By no later than 20 calendar days from the date of this Award, Respondents must account to Goldgroup, in writing and with particularity and in detail, for any and all Expenditures that DynaMexico has incurred since June 2011. Further, any Expenditures that have been incurred since June 2011 that were not included in a budget approved by the Management Committee were improper, and must be refunded to DynaMexico....
(ECF No. 2-2, pp. 56-57 at ¶ 133(d).) Read in context, the Arbitration Award does not order the relief Goldgroup seeks.

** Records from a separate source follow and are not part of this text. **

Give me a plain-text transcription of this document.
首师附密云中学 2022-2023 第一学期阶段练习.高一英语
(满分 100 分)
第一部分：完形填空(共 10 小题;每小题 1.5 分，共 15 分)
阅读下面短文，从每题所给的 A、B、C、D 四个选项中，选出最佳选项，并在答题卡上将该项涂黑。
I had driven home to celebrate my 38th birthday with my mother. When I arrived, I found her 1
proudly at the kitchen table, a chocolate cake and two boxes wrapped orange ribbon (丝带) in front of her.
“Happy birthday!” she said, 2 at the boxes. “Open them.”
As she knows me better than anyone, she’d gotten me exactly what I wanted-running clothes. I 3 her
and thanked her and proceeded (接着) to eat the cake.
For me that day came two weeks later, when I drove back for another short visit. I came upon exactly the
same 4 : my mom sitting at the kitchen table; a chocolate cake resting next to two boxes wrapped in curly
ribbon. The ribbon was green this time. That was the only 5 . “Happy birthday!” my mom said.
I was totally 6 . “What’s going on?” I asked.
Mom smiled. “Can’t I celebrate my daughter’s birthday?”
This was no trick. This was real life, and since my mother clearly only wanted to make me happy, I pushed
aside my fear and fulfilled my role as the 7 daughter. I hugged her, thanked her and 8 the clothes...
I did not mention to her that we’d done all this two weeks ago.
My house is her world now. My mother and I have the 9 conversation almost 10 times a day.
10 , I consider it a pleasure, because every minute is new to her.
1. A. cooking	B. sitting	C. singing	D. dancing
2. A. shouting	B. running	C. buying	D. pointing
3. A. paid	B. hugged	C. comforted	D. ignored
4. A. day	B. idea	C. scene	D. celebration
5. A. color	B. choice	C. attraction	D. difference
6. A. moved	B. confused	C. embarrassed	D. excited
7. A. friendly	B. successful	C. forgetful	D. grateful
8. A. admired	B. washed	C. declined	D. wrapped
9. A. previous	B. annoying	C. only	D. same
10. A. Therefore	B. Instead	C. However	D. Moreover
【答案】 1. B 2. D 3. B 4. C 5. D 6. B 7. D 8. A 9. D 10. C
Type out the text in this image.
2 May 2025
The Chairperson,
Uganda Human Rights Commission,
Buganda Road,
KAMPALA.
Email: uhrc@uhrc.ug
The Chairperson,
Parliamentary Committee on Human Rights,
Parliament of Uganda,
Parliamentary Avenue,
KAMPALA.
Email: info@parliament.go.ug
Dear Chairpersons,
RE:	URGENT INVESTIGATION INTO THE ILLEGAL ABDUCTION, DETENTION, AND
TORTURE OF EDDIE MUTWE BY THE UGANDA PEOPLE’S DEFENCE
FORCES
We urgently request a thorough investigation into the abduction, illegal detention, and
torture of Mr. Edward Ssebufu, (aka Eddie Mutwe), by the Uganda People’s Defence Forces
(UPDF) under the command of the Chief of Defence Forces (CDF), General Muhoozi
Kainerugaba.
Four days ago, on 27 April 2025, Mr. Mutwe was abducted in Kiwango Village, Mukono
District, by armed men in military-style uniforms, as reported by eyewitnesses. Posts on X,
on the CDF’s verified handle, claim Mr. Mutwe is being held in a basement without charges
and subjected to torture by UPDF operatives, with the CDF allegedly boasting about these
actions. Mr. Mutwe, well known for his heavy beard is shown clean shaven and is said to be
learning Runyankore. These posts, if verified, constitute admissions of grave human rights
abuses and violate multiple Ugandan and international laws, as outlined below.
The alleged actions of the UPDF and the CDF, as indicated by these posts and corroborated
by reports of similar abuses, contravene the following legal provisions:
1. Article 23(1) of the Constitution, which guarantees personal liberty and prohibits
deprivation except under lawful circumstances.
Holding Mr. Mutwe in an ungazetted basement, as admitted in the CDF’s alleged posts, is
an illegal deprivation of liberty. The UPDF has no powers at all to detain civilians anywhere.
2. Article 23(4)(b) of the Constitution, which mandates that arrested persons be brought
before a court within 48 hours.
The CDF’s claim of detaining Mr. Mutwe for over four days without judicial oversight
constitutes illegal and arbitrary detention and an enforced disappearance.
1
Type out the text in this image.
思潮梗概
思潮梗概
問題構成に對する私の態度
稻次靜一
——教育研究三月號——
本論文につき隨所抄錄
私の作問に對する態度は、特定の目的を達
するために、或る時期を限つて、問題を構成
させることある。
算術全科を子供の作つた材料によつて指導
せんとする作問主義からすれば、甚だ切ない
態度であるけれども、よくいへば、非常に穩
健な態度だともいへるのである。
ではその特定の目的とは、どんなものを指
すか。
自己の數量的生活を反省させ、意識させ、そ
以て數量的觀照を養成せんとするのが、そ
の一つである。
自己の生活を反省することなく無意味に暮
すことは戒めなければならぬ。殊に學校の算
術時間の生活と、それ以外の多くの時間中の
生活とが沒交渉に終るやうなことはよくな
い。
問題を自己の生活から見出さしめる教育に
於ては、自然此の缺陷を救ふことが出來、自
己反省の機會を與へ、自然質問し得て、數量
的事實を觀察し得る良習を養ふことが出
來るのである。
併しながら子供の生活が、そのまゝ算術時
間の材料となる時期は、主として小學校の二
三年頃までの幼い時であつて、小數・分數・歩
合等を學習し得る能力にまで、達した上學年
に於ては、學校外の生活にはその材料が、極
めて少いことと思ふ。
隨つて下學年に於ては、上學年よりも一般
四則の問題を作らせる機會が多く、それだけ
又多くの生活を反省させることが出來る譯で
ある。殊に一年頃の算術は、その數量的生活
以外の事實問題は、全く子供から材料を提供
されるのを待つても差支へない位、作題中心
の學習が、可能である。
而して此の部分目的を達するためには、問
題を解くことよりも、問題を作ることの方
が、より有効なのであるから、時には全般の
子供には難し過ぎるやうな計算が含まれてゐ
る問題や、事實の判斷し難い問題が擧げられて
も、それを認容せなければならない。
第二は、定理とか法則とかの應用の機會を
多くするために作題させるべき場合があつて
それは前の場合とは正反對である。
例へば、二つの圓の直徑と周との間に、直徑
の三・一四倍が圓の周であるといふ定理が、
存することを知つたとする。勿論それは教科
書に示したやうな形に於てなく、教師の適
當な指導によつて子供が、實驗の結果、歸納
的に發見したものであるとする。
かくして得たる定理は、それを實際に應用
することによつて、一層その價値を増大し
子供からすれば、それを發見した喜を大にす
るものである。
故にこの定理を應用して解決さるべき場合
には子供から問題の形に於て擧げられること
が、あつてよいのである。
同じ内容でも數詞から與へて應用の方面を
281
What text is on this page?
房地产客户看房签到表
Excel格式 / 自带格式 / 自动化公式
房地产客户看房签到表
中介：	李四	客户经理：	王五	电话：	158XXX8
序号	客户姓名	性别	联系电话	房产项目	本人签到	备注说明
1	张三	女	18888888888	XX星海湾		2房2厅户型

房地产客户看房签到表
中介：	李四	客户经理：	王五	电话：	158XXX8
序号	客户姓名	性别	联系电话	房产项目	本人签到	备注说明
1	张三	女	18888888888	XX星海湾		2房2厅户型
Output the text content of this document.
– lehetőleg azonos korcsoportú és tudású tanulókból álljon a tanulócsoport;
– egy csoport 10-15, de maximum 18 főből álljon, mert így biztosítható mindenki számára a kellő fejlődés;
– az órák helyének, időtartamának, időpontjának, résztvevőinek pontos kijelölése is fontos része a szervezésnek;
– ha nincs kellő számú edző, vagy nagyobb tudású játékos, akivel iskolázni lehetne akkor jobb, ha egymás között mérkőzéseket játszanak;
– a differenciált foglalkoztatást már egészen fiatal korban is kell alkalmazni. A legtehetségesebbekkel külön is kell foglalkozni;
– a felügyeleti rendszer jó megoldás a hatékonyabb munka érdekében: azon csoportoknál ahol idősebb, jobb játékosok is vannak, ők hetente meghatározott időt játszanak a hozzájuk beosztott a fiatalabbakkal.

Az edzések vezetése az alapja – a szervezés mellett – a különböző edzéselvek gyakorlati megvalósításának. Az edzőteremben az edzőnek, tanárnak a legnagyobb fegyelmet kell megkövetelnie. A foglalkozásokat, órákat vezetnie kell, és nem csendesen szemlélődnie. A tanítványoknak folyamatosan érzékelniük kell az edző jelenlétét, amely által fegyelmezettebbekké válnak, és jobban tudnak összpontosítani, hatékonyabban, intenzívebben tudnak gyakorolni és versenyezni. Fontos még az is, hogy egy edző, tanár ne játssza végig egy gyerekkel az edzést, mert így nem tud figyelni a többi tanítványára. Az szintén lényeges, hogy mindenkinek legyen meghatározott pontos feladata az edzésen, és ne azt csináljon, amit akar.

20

Here, the breach Goldgroup claimed was the disregard, or bypassing, of the Management Committee and its power to approve and oversee Expenditures through an approved budget. The Arbitration Award addressed the relief sought - an accounting to account for such Expenditures and a refund to DynaMexico of any improper Expenditures. While the Agreement provides for a Management Committee and that it is to be comprised of three persons, one designated by DynaUSA and two designated by Goldgroup, the Arbitrator did not order such relief. That is because Goldgroup did not raise this as an issue; therefore, the Arbitrator did not determine or resolve any such issue. See Terminal R. Ass'n of St. Louis v. United States, 266 U.S. 17, 30 (1924) (contempt proceedings will not lie on issue not presented or determined by decree). If Goldgroup has grievances concerning the makeup, or related aspects, of the Management Committee set forth in the Agreement, its remedy does not lie in contempt of the Order issued in this action. See Sportmart, Inc. v. Wolverine World Wide, Inc., 601 F.2d 313, 318 (7th Cir. 1979) (if plaintiff still felt aggrieved by defendant's action, its remedy is not to bootstrap such grievance into this lawsuit). Thus DynaResources is not in contempt for refusing to permit Goldgroup to appoint two Management Committee members.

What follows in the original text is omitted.